Commentaire de Marché

Le capitalisme est-il condamné ? par Nouriel Roubini

Le capitalisme est-il condamné ? par Nouriel Roubini

Ainsi que le montrent la volatilité massive de la Bourse et la correction des valeurs boursières qui frappent les marchés financiers mondiaux, les économies avancées sont au bord d’une récession à double creux. Une crise financière et économique due à un endettement trop important du secteur privé a conduit à un réendettement massif du secteur public afin d’éviter une deuxième Grande dépression. Mais de ce fait, le redémarrage qui a suivi a été anémique dans la plupart des pays avancés.

 

La concomitance d’un prix élevé du pétrole et des matières premières, des troubles au Moyen-Orient, du tremblement de terre et du tsunami au Japon, de la crise de la dette dans la zone euro et des problèmes budgétaires américains (avec maintenant la baisse de sa notation par les agences spécialisées) ont provoqué une brusque hausse de l’aversion aux risques. Sur le plan économique, les USA, la zone euro et le Royaume-Uni tournent au ralenti. Même les pays émergents à croissance rapide (la Chine, certains autres pays d’Asie et d’Amérique latine) et les pays dont l’économie est basée sur l’exportation (l’Allemagne et l’Australie, pays riche en ressources naturelles) vers les marchés émergents connaissent eux aussi un fort ralentissement. 

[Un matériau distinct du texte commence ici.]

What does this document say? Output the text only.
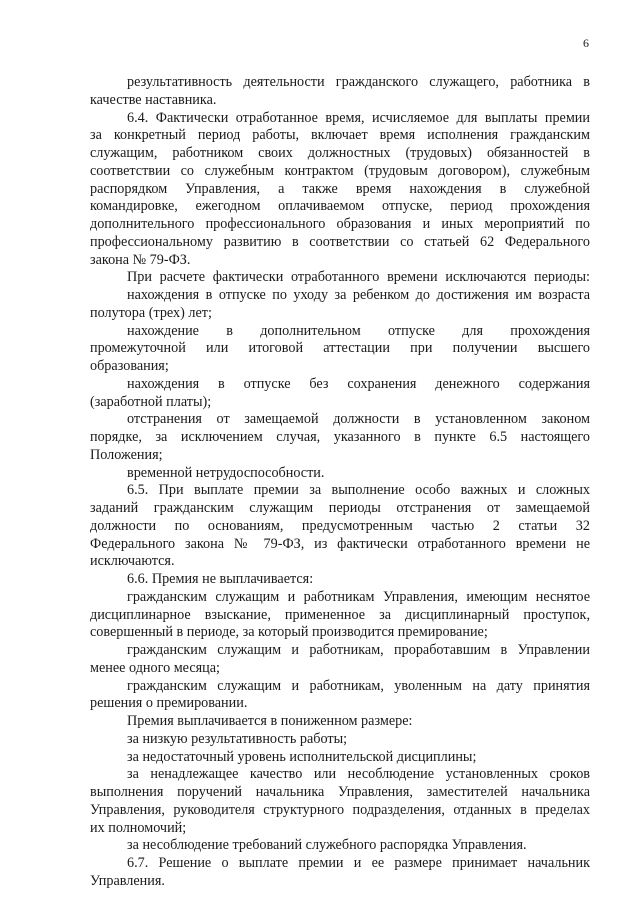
6
результативность деятельности гражданского служащего, работника в
качестве наставника.
6.4. Фактически отработанное время, исчисляемое для выплаты премии
за конкретный период работы, включает время исполнения гражданским
служащим, работником своих должностных (трудовых) обязанностей в
соответствии со служебным контрактом (трудовым договором), служебным
распорядком Управления, а также время нахождения в служебной
командировке, ежегодном оплачиваемом отпуске, период прохождения
дополнительного профессионального образования и иных мероприятий по
профессиональному развитию в соответствии со статьей 62 Федерального
закона № 79-ФЗ.
При расчете фактически отработанного времени исключаются периоды:
нахождения в отпуске по уходу за ребенком до достижения им возраста
полутора (трех) лет;
нахождение в дополнительном отпуске для прохождения
промежуточной или итоговой аттестации при получении высшего
образования;
нахождения в отпуске без сохранения денежного содержания
(заработной платы);
отстранения от замещаемой должности в установленном законом
порядке, за исключением случая, указанного в пункте 6.5 настоящего
Положения;
временной нетрудоспособности.
6.5. При выплате премии за выполнение особо важных и сложных
заданий гражданским служащим периоды отстранения от замещаемой
должности по основаниям, предусмотренным частью 2 статьи 32
Федерального закона № 79-ФЗ, из фактически отработанного времени не
исключаются.
6.6. Премия не выплачивается:
гражданским служащим и работникам Управления, имеющим неснятое
дисциплинарное взыскание, примененное за дисциплинарный проступок,
совершенный в периоде, за который производится премирование;
гражданским служащим и работникам, проработавшим в Управлении
менее одного месяца;
гражданским служащим и работникам, уволенным на дату принятия
решения о премировании.
Премия выплачивается в пониженном размере:
за низкую результативность работы;
за недостаточный уровень исполнительской дисциплины;
за ненадлежащее качество или несоблюдение установленных сроков
выполнения поручений начальника Управления, заместителей начальника
Управления, руководителя структурного подразделения, отданных в пределах
их полномочий;
за несоблюдение требований служебного распорядка Управления.
6.7. Решение о выплате премии и ее размере принимает начальник
Управления.
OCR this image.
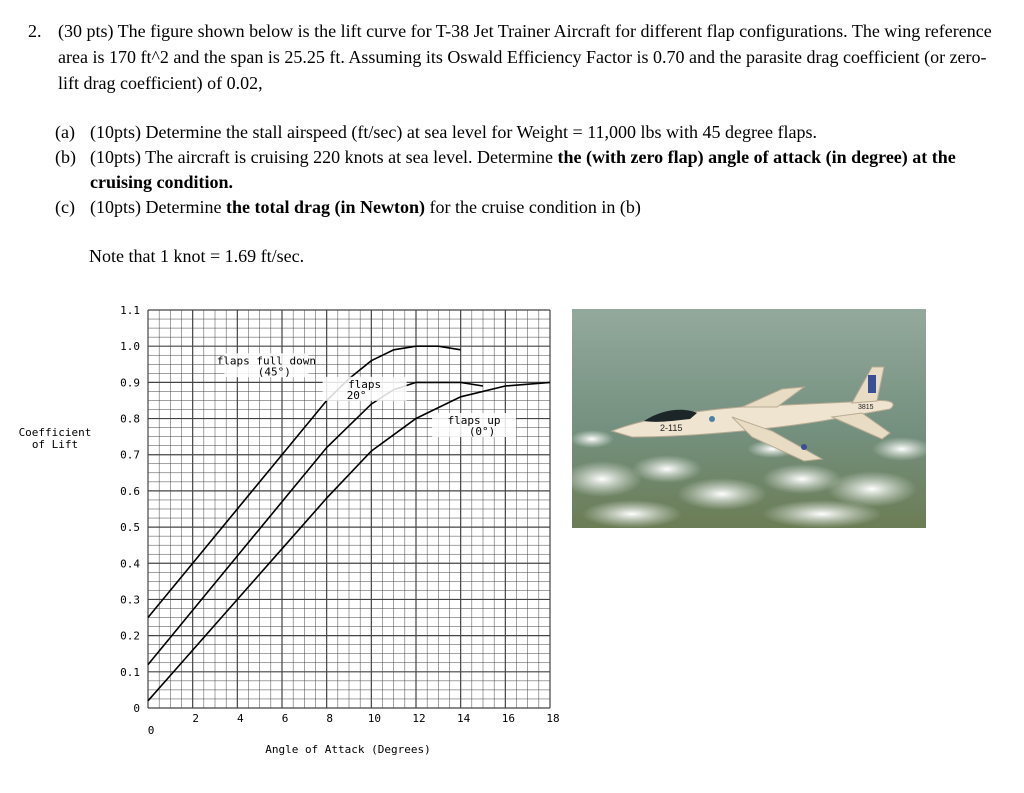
2. (30 pts) The figure shown below is the lift curve for T-38 Jet Trainer Aircraft for different flap configurations. The wing reference area is 170 ft^2 and the span is 25.25 ft. Assuming its Oswald Efficiency Factor is 0.70 and the parasite drag coefficient (or zero-lift drag coefficient) of 0.02,
(a) (10pts) Determine the stall airspeed (ft/sec) at sea level for Weight = 11,000 lbs with 45 degree flaps.
(b) (10pts) The aircraft is cruising 220 knots at sea level. Determine the (with zero flap) angle of attack (in degree) at the cruising condition.
(c) (10pts) Determine the total drag (in Newton) for the cruise condition in (b)
Note that 1 knot = 1.69 ft/sec.
0
0.1
0.2
0.3
0.4
0.5
0.6
0.7
0.8
0.9
1.0
1.1
0
2	4	6	8	10	12	14	16	18
Coefficient
of Lift
Angle of Attack (Degrees)
flaps full down
(45°)
flaps
20°
flaps up
(0°)	2-115
3815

Jusqu’à l’année dernière, les responsables politiques parvenaient toujours à proposer une solution pour regonfler le prix des actifs et relancer l’économie. Des plans de stimulation budgétaire, des taux d’intérêt proches de zéro, deux périodes de relâchement monétaire, le confinement de la dette, des milliers de dollars dépensés dans des plans de sauvetage et des provisions de liquidité pour les banques et les institutions financières, les gouvernements ont tout essayé et les voici maintenant démunis.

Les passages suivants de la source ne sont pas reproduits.